August Mortgage Update and ponderings on 529 plans

Last month (July):

Balance: $102,221.27
Years left: 8.666666667
P = $798.18, I =$416.22, Escrow = 621.66

This month (August):

Balance: $100,747.56
Years left: 8.5
P = $803.97, I =$410.44, Escrow = 621.66

One month’s savings from prepayment:  $2.62

Hopefully by this time there’s a new addition to the family!  If not, I hope ze comes out soon.

In any case… For DC 1 we’ve been putting away $500/month every month since ze was born.  Ze has a pretty sizable kitty now, and is on track to be able to pay for the private school of hir choice should we keep this up (depending on the calculator we use and the assumptions we make).  We’re hoping to be making enough money that we don’t qualify for financial aid.

The question is:  What should we do for DC 2?  We could do the same thing, ignoring inflation, and start putting away another $500/month.  Then DC2 will also be on track, give or take, to pay for the private school of hir choice come college time.
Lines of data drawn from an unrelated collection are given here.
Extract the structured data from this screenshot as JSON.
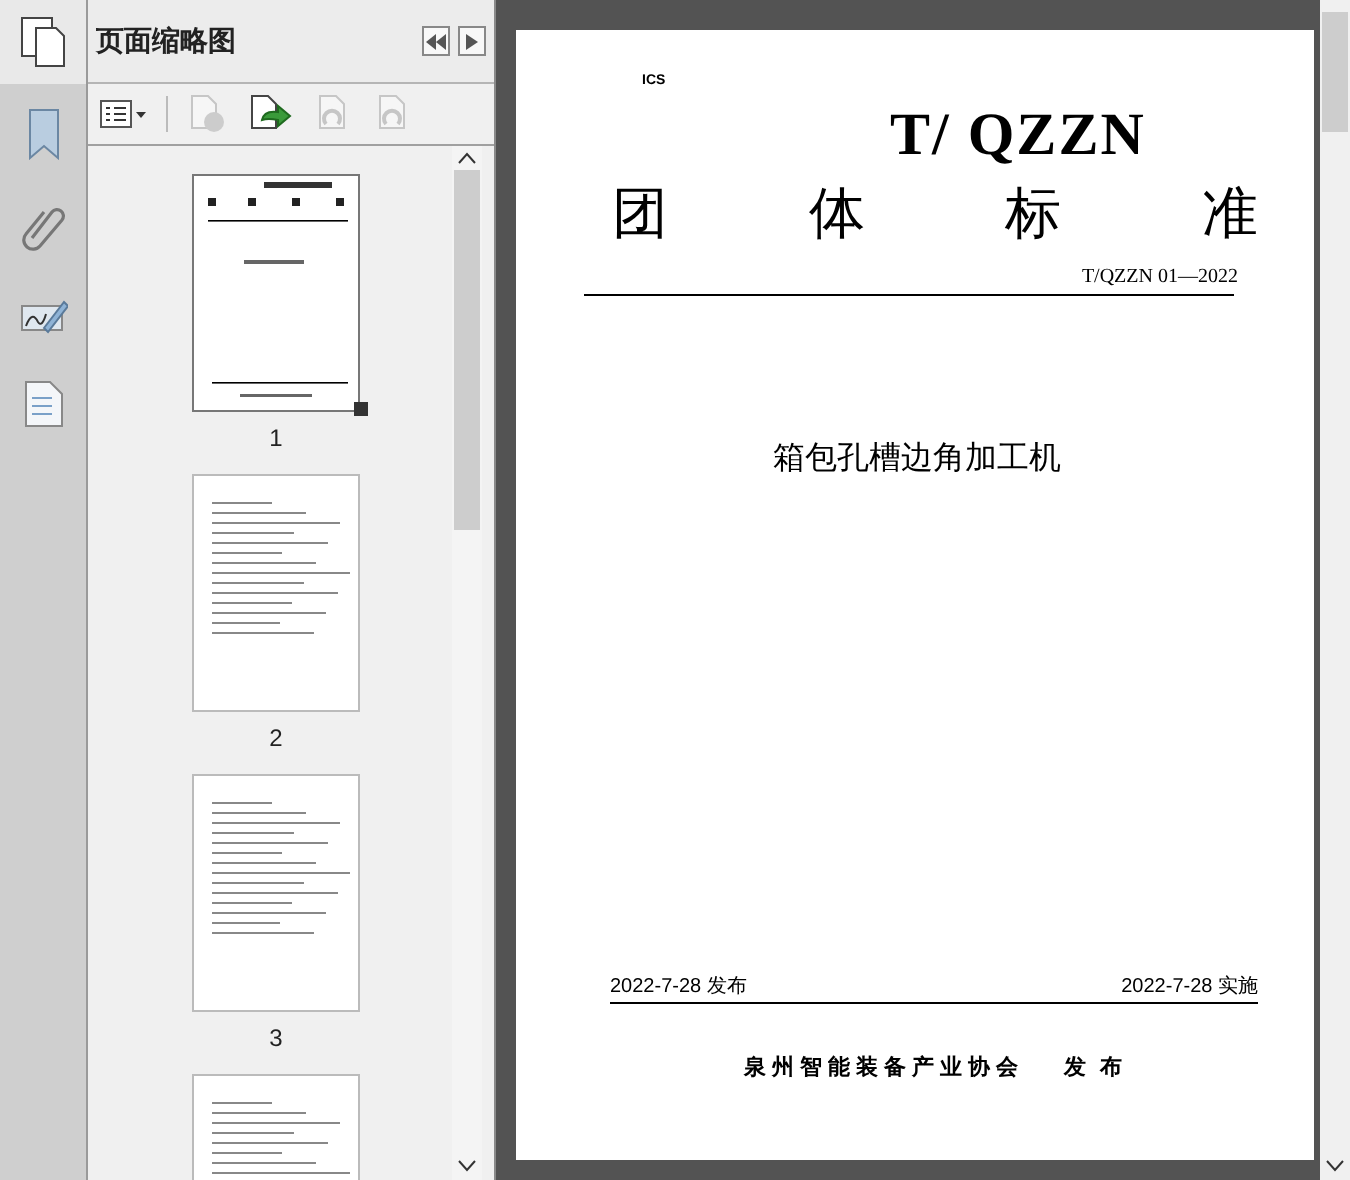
{
  "sidebar": {
    "title": "页面缩略图",
    "thumbnails": [
      {
        "page_number": "1",
        "selected": true,
        "kind": "cover"
      },
      {
        "page_number": "2",
        "selected": false,
        "kind": "text"
      },
      {
        "page_number": "3",
        "selected": false,
        "kind": "text"
      },
      {
        "selected": false,
        "kind": "text"
      }
    ]
  },
  "document": {
    "ics": "ICS",
    "org_code": "T/ QZZN",
    "heading": [
      "团",
      "体",
      "标",
      "准"
    ],
    "standard_number": "T/QZZN 01—2022",
    "title": "箱包孔槽边角加工机",
    "publish_date": "2022-7-28 发布",
    "effective_date": "2022-7-28 实施",
    "publisher": "泉州智能装备产业协会",
    "publisher_action": "发 布"
  }
}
The problem:  What if DC1 decides to go some place that doesn’t cost hundreds of thousands of dollars?  What if ze gets huge amounts of merit aid*?  What if I move to a university that pays tuition costs?  Basically, what if ze doesn’t liquidate hir 529 for school?  Then we’ll want to be able to transfer it directly to DC2 (since we don’t really believe in paying for graduate school as much as we believe in paying for college), but if DC2’s 529 plan is also pretty full we might end up with more money in 529s than we actually need.  We would then have to transfer it to some other relative, pay for our own kids’ graduate school, or take the money out at a penalty (in which case, why use the 529 in the first place?).  None of those options are appealing.

However, there are several years between DC1 and DC2, so in theory if we saw DC1 costing less than predicted, we probably could just stop putting money away to DC2’s plan at that point.  Right now putting $500/month away probably isn’t going to put us in any danger of oversaving in 529 plans.  We, of course, may have to readjust once our work situation changes.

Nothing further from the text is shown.